We had saba served with the quail, lentil and pork sausage plate at Giulia last night, so I am learning, quite late, about this valuable (and expensive)grape byproduct, "cooked must." Formaggio has it at about $17 for 375ml(half wine bottle size, 12 ounces.) Has anyone seen it for better price (capone's?) and have you been happy with it? thx much.

this is succinct, from an older CH thread:

bushwickgirl Aug 17, 2010 11:43 PM

They're basically all the same thing, although mosto cotto and saba (cooked grape must) are more similar by some explanations than vin cotto, (cooked wine) but saba is referred to vin cotto in Southern Italy, so I'm not completely sure there's that much of a product difference between cooked grape must and cooked wine; the bottom line is, the names is interchangeable and regional.

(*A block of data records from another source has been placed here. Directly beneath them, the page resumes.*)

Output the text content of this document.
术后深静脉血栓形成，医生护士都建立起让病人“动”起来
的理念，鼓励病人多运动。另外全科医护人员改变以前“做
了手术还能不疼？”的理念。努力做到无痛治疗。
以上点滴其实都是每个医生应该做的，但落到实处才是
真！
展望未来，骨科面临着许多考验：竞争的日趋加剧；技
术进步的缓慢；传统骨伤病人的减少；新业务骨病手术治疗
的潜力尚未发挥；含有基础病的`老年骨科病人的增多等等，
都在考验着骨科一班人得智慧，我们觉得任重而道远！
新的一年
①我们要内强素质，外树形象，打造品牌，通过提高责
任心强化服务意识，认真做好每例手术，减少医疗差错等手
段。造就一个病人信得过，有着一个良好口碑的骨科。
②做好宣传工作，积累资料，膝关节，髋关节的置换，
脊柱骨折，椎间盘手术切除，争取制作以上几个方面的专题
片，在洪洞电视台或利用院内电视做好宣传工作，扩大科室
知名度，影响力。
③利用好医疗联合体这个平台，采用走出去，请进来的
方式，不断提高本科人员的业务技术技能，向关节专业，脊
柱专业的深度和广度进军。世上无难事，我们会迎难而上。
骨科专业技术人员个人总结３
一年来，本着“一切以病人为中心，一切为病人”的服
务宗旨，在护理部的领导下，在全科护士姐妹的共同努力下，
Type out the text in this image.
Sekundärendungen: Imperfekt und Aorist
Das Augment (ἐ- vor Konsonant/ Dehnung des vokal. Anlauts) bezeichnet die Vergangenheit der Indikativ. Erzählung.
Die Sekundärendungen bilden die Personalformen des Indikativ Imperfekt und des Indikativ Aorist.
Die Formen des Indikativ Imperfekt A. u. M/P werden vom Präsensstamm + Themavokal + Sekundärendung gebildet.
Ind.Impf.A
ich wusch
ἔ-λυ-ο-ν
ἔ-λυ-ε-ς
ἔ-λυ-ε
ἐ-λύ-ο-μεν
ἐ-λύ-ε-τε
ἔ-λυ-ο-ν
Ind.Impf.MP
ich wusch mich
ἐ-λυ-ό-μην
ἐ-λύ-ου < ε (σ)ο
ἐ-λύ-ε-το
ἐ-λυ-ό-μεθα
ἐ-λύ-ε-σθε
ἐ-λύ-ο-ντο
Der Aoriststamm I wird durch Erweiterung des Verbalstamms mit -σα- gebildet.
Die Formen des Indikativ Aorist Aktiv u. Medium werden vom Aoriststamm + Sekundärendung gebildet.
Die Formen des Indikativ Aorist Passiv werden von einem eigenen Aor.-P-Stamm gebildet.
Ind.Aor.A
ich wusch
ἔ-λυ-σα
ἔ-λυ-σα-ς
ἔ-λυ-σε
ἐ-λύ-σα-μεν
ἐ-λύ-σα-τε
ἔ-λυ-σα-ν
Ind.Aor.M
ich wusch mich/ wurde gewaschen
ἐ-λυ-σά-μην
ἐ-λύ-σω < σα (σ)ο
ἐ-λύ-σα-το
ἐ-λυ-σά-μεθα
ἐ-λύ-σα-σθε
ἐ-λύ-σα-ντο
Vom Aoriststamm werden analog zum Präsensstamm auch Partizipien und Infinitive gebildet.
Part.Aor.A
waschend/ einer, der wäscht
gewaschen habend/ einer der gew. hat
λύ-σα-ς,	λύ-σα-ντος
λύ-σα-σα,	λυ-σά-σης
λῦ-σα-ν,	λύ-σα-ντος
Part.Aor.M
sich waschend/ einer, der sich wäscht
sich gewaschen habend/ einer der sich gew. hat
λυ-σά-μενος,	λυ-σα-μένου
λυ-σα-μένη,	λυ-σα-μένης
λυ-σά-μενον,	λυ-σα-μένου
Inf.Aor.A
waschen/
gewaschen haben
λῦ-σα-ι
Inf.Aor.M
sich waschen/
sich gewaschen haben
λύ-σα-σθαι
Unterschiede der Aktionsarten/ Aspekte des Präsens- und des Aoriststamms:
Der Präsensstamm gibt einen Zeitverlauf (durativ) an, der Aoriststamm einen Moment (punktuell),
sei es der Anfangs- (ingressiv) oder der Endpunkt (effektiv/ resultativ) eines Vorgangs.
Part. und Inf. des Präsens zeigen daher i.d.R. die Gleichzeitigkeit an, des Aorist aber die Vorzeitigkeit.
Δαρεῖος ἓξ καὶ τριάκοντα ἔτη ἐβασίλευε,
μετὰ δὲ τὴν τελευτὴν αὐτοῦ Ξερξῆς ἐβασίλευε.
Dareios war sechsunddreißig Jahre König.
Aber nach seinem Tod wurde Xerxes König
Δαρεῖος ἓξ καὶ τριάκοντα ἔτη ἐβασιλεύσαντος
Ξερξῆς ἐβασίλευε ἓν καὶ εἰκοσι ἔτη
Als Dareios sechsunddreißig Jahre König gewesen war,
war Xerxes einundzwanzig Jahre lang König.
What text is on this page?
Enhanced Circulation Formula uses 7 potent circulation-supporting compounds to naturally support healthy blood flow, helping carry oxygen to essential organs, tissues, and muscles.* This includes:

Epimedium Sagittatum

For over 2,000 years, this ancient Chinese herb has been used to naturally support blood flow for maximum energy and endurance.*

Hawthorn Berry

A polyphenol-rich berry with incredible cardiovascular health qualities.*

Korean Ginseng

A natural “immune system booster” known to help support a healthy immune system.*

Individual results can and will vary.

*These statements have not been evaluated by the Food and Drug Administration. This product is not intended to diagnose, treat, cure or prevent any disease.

Here's a NYT link that will explain what these syrups are and offers some tips on how to use them. You may need to have an NYT account to read this link, but it's free from the New York Times:

Even more info:

Here's a quote from a CI forum poster:

"Syrup vinegar that is produced from the unfermented residue referred to as "must" that is produced from Trebbiano grapes as they are processed into wine. Fruity in flavor, Saba is a mildly sweetened vinegar that is aged for over 2 years, going through a natural fermentation process that concentrates the consistency and flavor of this vinegar as it matures and becomes balsamic vinegar. In Italian, Saba is often labeled as mosto cotto, which translates into "cooked grape juice." It may also be referred to as Saba grape mosto reduction. It is a vinegar that is typically served with meats, poultry, and desserts or combined with other sauces to enhance the flavors."